Subject: Re: [boost] Going forward with Boost.SIMD
From: Mathias Gaunard (mathias.gaunard_at_[hidden])
Date: 2013-04-21 06:34:14
On 19/04/13 06:55, Andrey Semashev wrote:
> According to my experience, compilers are reluctant at pattern matching the
> intrinsics and replacing them with other intrinsics (which is a good thing).
> So if the user's code a*b+c*d is equivalent to two
> _mm_mullo_epi16/_mm_mulhi_epi16 and _mm_add_epi32 then that's what you'll get
> in the output instead of a single _mm_madd_epi16. Note also that
> _mm_madd_epi16 requires a special layout of its operands in xmm register
> elements, which is also a blocker for the compiler optimization.
_mm_madd_epi16 is not a vertical operation, so it's a fairly special
function, and you can't expect the compiler to recognize cases where it
can use it.
_mm_macc_epi16 is the vertical one (XOP only), and quite more easy on
There are fma and correct_fma functions in any case.
> Regarding FMA, this is probably easier for compilers, but due to the
> difference in accuracy I don't expect compilers to perform this optimization
> lightly (i.e. without a specific compiler switch explicitly allowing it).
A compiler is allowed to use higher precision for intermediate results
whenever it wants.

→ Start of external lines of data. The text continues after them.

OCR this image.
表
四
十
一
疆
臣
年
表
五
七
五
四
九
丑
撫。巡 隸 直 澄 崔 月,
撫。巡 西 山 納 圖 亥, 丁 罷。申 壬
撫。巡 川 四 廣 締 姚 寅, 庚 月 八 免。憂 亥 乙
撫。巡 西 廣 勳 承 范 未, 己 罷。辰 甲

This is what also allows compilers to use 80-bit of
precision for operations on float or double.
> I think special opreations like FMA, madd, hadd/hsub, avg, min/max should be
> provided as functions. Also, it might be helpful to be able to convert packs
> to the compiler-specific types, like __m128i, and back to be able to use other
> more special intrinsics that are not available as functions or interoperate
> with inline assembler.
> What I also forgot to ask is how the paper and Boost.SIMD handle overflowing
> and saturating integer arithmetics? I assume, the operators on packs implement
> overflowing operations since that's how scalar operations work. Is it possible
> to do saturating operations then?
The standard proposal tried to keep things simple, the library itself
has quite a few more things.